A chuva regressa e um rapaz passa a correr com o telefone preso debaixo do gorro. Fala inglês com sotaque, talvez da Índia, Paquistão, Nepal? Vamos a correr atrás dele. Chama-se Ali Mohammad, tem 30 anos, é de Lahore, no Paquistão, e foi reenviado esta madrugada. “Vivia na África do Sul, tinha dinheiro, era dono de lojas de coisas para telemóveis ,mas meti-me em asneiras, não quero falar disso, tive de apanhar um avião para algum lado, e para Istambul é mais fácil”. A passo acelerado, mete-se por ravinas enlameadas. Perguntamos onde nos leva. “À nossa casa.” 

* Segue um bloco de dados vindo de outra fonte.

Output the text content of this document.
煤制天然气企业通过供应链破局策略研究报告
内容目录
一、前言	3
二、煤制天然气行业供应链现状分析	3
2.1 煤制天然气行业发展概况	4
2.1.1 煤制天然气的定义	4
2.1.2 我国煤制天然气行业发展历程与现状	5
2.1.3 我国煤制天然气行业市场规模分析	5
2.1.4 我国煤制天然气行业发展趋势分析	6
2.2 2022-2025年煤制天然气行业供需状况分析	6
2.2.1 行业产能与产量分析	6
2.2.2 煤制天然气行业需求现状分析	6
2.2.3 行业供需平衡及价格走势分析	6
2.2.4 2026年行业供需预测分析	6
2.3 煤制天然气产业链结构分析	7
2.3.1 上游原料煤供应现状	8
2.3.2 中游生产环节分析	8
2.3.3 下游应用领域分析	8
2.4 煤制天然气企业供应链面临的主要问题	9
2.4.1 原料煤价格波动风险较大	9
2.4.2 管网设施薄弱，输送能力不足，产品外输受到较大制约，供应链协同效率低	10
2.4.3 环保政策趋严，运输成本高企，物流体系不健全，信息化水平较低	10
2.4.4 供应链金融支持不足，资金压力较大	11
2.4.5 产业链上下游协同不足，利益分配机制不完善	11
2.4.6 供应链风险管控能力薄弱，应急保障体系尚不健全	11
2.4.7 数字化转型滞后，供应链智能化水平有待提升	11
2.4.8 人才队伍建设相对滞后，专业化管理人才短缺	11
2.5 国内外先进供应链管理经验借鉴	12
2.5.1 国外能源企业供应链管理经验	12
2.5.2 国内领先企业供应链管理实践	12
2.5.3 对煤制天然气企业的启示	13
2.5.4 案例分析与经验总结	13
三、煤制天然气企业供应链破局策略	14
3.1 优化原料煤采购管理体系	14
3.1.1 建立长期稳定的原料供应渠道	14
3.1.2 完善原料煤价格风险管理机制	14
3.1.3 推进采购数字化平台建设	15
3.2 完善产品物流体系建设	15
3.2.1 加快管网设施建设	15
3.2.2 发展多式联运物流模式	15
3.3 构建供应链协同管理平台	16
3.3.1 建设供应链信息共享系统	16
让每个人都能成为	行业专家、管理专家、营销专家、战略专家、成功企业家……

Mesmo no limite da zona militarizada está uma casa minúscula, as paredes são paus de madeira e plásticos agrafados uns aos outros. “Anda, anda.” “Vives aqui? Esta casa está abandonada?” Ali nada diz. Corre para fugir da chuva e por fim entramos na “casa”. Estão lá 15 rapazes, a dormir em colchões sujos ou sobre cobertores, encaixados uns nos outros. No centro há uma espécie de aquecedor, que se parece muito com um fogão antigo, funciona a lenha e os rapazes estão dispostos à roda do calor. Ali ficou de ir à vila buscar pão e queijo, mas não levou dinheiro suficiente e veio ver se lhe dão mais uns trocos. Há garrafas de água por todo o lado, muitas caixas de analgésicos, gaze, Betadine. Ninguém quer acordar. Ali abana um deles, pede 100 liras, cerca de 10 euros, mas contenta-se com 30 de um e 50 de outro. 

A "casa" de pelo menos 15 paquistaneses, que aqui dormem, comem, dormem mais, para tentarem passar a fronteira mesmo aqui ao lado

A "casa" de pelo menos 15 paquistaneses, que aqui dormem, comem, dormem mais, para tentarem passar a fronteira mesmo aqui ao lado

Quando saímos damos de frente com dois homens, turcos, pai e filho, os donos desta cabana minúscula, rodeada de um pântano de garrafas a boiar, fraldas, sacos. “Somos muçulmanos como eles, queremos ajudar”, diz o mais novo. O mais velho chama-nos ao carro. Abre a bagageira e exibe um barco insuflável, cheio de areia barrenta. Acabou de o ir buscar. Um dos outros rapazes acorda e vem cá fora. Seguem-no dois, um fala turco, está há dois anos aqui, e explica-nos o esquema que o homem mais velho vai descrevendo: “Todos os dias os pescadores aqui da zona tiram estes barcos do rio e trazem-nos para terra. Ele compra os barcos, remenda-os e vem aqui dá-los aos rapazes”. Mas “não é bom termos aqui jornalistas, mal chega alguém diferente os polícias vêm a correr, não se importam que os migrantes tentem passar, mas importam-se que se saiba que não se importam”, resume o jovem, que não quer contar a sua própria história. Está cansado e quer dormir mais para voltar a tentar quando a chuva parar.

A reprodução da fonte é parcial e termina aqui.